I was in my studio folding laundry and I was thinking and praying for abundance in my life. Financial abundance that it and not even a minute later I found $30 in the laundry I was folding. I laughed and smiled. I had been thinking bigger but the point seemed made.
Brad stayed over for a bit last night after the girls went to bed. We laid in my bed talking and playing. At one point I was kneeling between his legs and I grabbed a ball in each hand and pulled hard; suspending the weight of my upper torso with them arching myself back as far as I could go. His reactions (especially while trying to not make any noise) were superb. But then he gave himself to me and I flew into deep ecstasy.
He went up on his elbows and through the pain he pushed his groin out towards me so I could suspend myself further back. He looked so beautiful laying beneath me. He opened up to me in a way that was just so real and raw and loving.
I don’t love sadism for the sake of loving sadism. I don’t love it for the sake of inflicting pain. I don’t love it as some form of torture and revenge. I simply, truly, deeply love it when someone gives themselves to me completely and gets lost into that moment. When there is an almost rhythmic ebb and flow of giving and receiving.
When the pain melds into exquisite pleasure and then back again and again as it becomes a yielding to all the senses. When there is a letting go of all desires and thoughts except to please and to be connected to the attention being given. To let oneself go completely into the sensation of it all without any fear or cares or wavering whatsoever; just a beautiful and pure melding of deep desire and true surrender.
Heaven. Magic. It’s unexplainable how powerful of a thing that is and how fucking amazing it feels. There’s making love and there is this. Not the same and yet both completely breathtaking.
You know in life I’ve realized that we don’t get to know all the moving parts of our lives. Truthfully we barely know a small percentage of ourselves. So how are we to know the dynamics of everything and everyone else. There is always so much more going on around us than we are ever really aware of.

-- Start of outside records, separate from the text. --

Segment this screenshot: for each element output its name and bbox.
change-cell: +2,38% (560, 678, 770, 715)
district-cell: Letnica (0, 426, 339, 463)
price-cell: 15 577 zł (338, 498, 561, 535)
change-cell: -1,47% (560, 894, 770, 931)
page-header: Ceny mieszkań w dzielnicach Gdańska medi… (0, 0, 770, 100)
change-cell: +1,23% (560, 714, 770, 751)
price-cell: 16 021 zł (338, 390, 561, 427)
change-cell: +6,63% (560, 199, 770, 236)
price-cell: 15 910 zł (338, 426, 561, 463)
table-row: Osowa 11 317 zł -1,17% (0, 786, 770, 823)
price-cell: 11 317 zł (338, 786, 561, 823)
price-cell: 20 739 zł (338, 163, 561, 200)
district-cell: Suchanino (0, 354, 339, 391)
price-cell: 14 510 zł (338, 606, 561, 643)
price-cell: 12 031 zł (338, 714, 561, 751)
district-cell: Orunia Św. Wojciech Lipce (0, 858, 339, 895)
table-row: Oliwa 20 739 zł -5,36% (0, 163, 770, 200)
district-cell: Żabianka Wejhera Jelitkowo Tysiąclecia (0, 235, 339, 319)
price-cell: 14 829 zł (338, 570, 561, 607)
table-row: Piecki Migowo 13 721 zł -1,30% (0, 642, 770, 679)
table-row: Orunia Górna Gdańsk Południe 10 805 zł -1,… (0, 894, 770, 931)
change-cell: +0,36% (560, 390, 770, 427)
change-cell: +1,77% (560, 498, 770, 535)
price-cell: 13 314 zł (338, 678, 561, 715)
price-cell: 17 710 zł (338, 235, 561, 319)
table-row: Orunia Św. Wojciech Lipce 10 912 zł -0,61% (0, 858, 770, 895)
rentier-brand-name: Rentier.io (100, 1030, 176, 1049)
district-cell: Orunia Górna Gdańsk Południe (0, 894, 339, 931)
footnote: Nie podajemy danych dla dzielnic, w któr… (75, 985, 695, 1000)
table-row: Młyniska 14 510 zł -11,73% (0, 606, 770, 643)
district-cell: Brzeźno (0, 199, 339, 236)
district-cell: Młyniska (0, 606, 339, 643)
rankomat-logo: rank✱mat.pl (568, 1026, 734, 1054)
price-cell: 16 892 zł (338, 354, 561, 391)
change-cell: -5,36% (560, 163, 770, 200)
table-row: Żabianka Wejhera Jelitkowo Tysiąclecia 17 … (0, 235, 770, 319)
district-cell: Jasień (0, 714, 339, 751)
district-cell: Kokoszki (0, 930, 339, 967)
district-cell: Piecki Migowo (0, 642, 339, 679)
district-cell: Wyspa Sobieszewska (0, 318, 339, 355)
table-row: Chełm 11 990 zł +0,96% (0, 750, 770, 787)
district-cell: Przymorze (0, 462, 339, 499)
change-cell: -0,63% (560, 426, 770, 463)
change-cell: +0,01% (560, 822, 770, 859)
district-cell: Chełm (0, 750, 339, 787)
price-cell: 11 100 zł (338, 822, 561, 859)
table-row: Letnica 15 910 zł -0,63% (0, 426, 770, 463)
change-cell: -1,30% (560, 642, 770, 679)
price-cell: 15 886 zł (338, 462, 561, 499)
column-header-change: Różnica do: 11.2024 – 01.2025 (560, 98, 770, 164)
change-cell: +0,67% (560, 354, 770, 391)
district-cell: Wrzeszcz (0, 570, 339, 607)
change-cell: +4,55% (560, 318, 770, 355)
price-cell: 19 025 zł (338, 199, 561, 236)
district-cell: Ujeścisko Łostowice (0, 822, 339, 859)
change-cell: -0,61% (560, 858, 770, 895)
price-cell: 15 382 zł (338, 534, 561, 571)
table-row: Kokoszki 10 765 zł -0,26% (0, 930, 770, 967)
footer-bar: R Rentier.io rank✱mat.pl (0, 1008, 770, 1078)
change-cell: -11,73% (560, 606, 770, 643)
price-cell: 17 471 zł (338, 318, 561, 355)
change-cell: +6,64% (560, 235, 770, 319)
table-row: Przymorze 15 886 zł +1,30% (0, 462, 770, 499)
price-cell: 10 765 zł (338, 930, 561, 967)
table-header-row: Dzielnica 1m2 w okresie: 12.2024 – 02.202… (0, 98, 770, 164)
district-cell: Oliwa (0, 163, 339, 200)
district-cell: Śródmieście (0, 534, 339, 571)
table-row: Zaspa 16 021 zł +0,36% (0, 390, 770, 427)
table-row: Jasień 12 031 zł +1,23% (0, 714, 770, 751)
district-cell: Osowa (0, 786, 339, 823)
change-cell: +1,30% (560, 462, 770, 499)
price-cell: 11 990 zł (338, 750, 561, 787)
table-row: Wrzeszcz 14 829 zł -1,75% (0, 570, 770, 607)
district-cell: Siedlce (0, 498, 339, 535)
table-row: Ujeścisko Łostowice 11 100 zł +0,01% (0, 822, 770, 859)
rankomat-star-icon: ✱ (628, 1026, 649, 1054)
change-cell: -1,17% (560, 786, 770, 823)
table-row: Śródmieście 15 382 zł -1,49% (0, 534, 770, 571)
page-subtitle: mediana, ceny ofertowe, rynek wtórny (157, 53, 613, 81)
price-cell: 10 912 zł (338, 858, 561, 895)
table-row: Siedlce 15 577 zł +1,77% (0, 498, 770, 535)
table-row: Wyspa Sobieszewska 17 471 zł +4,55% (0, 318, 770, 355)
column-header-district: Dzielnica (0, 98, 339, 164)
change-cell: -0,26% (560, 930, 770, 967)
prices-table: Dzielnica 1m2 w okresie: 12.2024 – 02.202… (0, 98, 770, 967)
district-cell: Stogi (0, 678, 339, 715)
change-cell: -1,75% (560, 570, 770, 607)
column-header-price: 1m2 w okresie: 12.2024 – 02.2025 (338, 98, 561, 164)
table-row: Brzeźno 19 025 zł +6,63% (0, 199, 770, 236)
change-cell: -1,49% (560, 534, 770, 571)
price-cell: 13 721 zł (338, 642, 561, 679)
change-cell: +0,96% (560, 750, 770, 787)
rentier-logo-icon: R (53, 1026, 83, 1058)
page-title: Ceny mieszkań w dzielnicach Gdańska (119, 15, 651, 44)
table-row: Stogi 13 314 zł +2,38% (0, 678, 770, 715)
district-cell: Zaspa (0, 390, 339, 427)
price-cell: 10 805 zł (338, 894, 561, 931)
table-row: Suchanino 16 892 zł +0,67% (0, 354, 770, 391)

This is why I like to rely on my gut instincts so much. Because looks are sometimes deceiving. Words don’t always mean much. And I’ve learned the hard way as well; from not following my instincts that the vast majority of the time they are right.
As I see it, we can’t control much in life outside of ourselves and even then that’s not always very possible. Sooooo. Why hold on so tight? What is there to always have to feel so in control of? Life is in constant, never-ending flux. And as we all know, nothing is ever truly guaranteed. Moments are soo very fleeting. There is just no reason to hold on too tight to anything really. Just enjoy the ride!